Running a workload on the VM is done using the minicoin run command. The run command can execute a predefined job on the machine, and will use the current working directory on the host system to decide what files the job should work on.

First, lets check what jobs there are available:

$ minicoin run --help`

This will list all available jobs, a number of command line options for the run command, and standard options minicoin has inherited from vagrant. In this tutorial, we are using the build job, which configures and builds the Qt project in the current directory. That project can be Qt itself (either a toplevel build or a submodule), or a project using Qt - as long as there's a CMakeLists.txt file or a .pro project file for qmake, and as long as Qt has been built or installed on the VM, the build job will be able to execute the build.

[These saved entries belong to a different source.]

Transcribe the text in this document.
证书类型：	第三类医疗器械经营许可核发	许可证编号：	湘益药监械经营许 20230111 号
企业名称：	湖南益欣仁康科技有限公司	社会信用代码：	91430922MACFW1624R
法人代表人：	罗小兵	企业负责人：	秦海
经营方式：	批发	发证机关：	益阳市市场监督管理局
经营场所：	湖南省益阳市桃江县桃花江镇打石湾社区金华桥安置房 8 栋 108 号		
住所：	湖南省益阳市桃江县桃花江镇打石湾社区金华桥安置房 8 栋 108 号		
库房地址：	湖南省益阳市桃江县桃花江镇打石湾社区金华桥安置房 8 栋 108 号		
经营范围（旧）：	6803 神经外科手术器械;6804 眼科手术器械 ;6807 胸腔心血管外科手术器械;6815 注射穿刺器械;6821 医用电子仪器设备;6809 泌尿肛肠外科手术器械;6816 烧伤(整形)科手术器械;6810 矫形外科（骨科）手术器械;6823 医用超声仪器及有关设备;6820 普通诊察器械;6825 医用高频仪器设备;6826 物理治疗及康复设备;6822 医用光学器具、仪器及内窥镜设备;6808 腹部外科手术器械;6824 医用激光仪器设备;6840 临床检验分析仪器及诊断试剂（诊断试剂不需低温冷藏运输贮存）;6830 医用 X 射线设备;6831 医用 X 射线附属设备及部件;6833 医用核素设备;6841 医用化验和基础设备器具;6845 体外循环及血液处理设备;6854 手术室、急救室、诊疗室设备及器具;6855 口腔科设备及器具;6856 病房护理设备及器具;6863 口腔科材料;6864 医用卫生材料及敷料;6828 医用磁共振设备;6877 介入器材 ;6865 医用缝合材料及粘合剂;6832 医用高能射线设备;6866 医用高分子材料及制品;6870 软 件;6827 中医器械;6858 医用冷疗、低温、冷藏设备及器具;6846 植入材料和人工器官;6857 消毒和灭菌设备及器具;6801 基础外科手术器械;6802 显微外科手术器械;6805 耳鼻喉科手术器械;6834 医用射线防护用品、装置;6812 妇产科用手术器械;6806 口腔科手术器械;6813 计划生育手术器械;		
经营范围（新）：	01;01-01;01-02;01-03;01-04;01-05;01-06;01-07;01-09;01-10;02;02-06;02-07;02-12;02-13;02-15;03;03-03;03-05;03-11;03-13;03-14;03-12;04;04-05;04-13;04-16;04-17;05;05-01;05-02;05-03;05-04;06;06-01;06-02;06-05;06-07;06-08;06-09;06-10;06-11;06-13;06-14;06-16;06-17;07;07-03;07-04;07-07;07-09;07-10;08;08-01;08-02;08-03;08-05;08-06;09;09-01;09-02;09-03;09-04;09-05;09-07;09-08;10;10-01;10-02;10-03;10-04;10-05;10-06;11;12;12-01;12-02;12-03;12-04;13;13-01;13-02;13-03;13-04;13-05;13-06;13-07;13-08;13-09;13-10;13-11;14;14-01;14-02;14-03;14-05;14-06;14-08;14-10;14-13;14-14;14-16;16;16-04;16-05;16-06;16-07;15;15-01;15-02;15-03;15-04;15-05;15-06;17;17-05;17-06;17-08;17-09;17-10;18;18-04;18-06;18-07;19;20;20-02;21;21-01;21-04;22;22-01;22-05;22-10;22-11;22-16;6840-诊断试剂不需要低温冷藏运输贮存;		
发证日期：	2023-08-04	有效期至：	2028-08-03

Let's see what the build job can do:

$ minicoin run build --help

This will print options that can be passed to the build job, such as --configure, --target, or --clean. For this first run, we only want to build the Core module of Qt, and we want to use the top-level build system from the qt5.git repository.

$ cd ~/qt/dev
$ minicoin run build --target Core windows11

This will configure the Qt that lives in ~/qt/dev, and then build the Core target. How long that takes and how much output is generated depends on what other modules are currently checked out in your ~/qt/dev source tree. The build tree on the VM will be C:\Users\vagrant\dev-build.

Job output processing

minicoin defines a number of pattern matchers for the output from common compilers so that warnings and errors are highlighted in yellow and red, and sent to the stderr stream rather than stdout. These matchers are configured through job-specific YAML files, and can be modified with user specific overrides as well.

At the end of this job you should see the output from the configuration and build of Qt, perhaps with a few yellow warnings in the output, and with a last line "==> windows11: Job generated 1 problem messages" to inform you about warnings that might have been generated during the build (it's hard to write C++ that doesn't generate warnings with any compiler).

Running a test

The build job can build any target that the build system supports, which in the case of Qt includes the _check targets for the auto tests. Let's make sure that our VM is not only correctly set up to run a build, but that we can also run some UI tests.

$ minicoin run build --target tst_QLineEdit_check windows11

This will do exactly the same as a local execution of

$ ninja tst_QLineEdit_check

Except that it will happen on the VM - which also means that we don't get disturbed by a lot of QLineEdit test windows opening up around us on our work station.

If we want to see what's going on in the VM, we can bring up the UI of the VM with

$ minicoin gui windows11

and see the windows opening and closing once the test starts running, without any interference with our own mouse cursor.

Once the test run is complete, we should see the output from the auto test in our local terminal, with PASSing test functions marked in green, hopefully no red lines for FAILures, and perhaps a few yellow lines for skipped tests.